Soft underbelly , brave heart
The passage via Lanzarote upset rankings for this single leg between Galicia and Guadeloupe. Those who stopped are now more than 500 miles from the head of the fleet at best. Suffice it to say that for them, performance targets, if any, have not be achieved. This means that when crossing the Atlantic, they have to find the necessary reserves to handle ten to twelve days alone, without further contact other than with those who are randomly placed on the track of each competitor. This may be a bulk carrier en route from Africa to Canada (“Cargo ship, cargo ship, can you read me, over?”) and the opportunity to utter a few words of English with the watchman on the bridge… Luckier are those who are close by another competitor, such as Florian Blanchard (MC Technologies) and Pierre- François Dargnies (We- van.com). By chance or necessity, these two are what you might call “country” neighbors on the pontoon. Nothing prevents them sail together and this is a great way to keep a certain lucidity. In Lanzarote, one imagines that before returning to sea a number of competitors exchanged their race strategy to cross the Atlantic. Who knows if the group of four, who headed rapidly south, Jean-Loup Chenard (Istuardo), Yoann Tricault (Schlüter Systems), Thomas Guichard (Carrefour Bretagne) and Raphael Marchand (Soréal Ilou ) did not agree a joint strategy in the hope that at times they would be able to chat to each other on the VHF? For these sailors, all set in life, the Mini Transat is mostly an adventure to be devoured hungrily. To surpass oneself, to experience those moments when you are able to overcome your doubts, discovering a part of yourself that you did not know, this is also the Mini Transat. And this is also why just crossing the finish line in Guadeloupe is a victory.
The full rankings can be found online here.
Background: The biennial Mini Transat is a transatlantic race for solo Mini 6.5m competitors. The race has two legs: 1257 miles from France to Canary Islands, and 2764 miles from Canary Islands to Guadeloupe. Demand is high to compete. The race is limited to 84 racers, and each entrant must fulfill qualifying requirements. The race has a production division and a prototype division.

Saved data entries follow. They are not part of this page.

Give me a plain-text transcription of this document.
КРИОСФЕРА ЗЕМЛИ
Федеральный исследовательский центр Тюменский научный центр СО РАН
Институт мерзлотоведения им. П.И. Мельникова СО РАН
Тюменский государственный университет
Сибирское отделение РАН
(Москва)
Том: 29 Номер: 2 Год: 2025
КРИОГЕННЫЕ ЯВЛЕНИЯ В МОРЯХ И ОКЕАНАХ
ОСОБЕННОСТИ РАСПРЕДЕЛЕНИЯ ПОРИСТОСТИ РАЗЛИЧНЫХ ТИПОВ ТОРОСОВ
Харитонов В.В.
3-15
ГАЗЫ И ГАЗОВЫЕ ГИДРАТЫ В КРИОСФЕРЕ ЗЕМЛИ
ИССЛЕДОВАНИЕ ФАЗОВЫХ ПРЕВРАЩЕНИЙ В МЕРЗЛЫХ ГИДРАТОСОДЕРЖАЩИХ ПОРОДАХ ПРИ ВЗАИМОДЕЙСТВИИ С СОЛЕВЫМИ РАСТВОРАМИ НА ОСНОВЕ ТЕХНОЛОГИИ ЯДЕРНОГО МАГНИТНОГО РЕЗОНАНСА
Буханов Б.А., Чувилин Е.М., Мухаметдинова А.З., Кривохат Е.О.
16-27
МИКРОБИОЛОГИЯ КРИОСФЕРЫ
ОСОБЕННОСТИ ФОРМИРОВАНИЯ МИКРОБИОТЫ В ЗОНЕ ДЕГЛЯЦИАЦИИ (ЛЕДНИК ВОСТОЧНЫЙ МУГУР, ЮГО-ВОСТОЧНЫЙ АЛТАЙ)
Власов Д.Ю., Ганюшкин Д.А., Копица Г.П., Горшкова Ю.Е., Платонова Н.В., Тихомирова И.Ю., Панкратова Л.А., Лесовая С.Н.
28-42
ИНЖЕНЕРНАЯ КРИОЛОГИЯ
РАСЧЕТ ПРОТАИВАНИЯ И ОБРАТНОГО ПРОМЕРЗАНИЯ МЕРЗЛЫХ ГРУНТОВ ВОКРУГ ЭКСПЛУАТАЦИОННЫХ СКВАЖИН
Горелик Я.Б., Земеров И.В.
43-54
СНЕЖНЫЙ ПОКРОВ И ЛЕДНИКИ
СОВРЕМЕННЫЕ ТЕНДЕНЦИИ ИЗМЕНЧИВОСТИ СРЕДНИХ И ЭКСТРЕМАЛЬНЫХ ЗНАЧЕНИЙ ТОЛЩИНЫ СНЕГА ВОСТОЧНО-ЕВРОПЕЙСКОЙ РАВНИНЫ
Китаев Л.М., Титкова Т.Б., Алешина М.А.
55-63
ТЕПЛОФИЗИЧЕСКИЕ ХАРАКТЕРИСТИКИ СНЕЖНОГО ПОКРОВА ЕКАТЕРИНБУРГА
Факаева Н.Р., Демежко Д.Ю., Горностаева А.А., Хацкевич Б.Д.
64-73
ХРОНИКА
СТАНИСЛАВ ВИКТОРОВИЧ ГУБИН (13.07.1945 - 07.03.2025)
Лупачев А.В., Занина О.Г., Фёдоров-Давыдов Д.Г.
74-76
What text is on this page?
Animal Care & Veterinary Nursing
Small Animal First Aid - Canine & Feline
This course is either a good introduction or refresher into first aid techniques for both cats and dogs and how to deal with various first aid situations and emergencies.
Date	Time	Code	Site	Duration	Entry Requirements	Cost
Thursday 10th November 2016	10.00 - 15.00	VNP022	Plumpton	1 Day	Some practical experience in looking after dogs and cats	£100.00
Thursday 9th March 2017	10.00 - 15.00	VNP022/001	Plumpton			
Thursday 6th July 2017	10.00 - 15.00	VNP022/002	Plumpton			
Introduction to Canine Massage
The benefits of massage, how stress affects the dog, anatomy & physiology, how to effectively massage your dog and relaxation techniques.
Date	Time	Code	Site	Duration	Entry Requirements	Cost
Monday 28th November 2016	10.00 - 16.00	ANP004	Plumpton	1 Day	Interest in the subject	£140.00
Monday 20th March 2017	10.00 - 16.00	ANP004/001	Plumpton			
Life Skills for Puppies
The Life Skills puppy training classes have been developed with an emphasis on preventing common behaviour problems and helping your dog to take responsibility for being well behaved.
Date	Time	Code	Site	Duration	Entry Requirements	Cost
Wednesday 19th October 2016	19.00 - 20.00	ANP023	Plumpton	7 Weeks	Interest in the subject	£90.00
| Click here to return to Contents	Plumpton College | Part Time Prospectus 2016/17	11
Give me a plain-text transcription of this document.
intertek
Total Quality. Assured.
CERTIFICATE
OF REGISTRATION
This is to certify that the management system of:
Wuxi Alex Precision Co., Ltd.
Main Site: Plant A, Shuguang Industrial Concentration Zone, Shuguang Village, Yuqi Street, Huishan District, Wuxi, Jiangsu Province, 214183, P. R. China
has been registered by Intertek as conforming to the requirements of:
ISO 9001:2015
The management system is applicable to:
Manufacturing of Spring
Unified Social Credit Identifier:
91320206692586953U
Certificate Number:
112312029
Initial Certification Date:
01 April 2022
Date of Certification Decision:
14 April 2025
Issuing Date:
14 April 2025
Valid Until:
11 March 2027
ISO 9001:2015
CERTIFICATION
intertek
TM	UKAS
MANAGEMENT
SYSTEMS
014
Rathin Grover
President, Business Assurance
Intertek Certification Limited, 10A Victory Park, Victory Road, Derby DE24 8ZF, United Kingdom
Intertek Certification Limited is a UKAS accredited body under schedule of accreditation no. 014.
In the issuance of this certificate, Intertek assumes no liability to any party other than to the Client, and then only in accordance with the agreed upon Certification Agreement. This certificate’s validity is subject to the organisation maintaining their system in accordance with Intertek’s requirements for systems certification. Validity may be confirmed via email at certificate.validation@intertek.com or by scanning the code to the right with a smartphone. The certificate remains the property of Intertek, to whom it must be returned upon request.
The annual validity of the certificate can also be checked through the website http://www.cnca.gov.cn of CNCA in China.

The start from Douarnenez was originally planned for October 13, but was postponed due to severe weather conditions on the race course. A weather window allowed for the start of the first leg of the Mini Transat 2013 on October 29, but worsening weather conditions forced the cancellation of this leg and the Mini Transat fleet found shelter in the ports on the north coast of Spain.
Seventy-three competitors restarted in Sada, Spain on November 13, with the race reduced to one 3700 mile leg direct to Pointe-à-Pitre, with a gate at the Canary Islands for safety.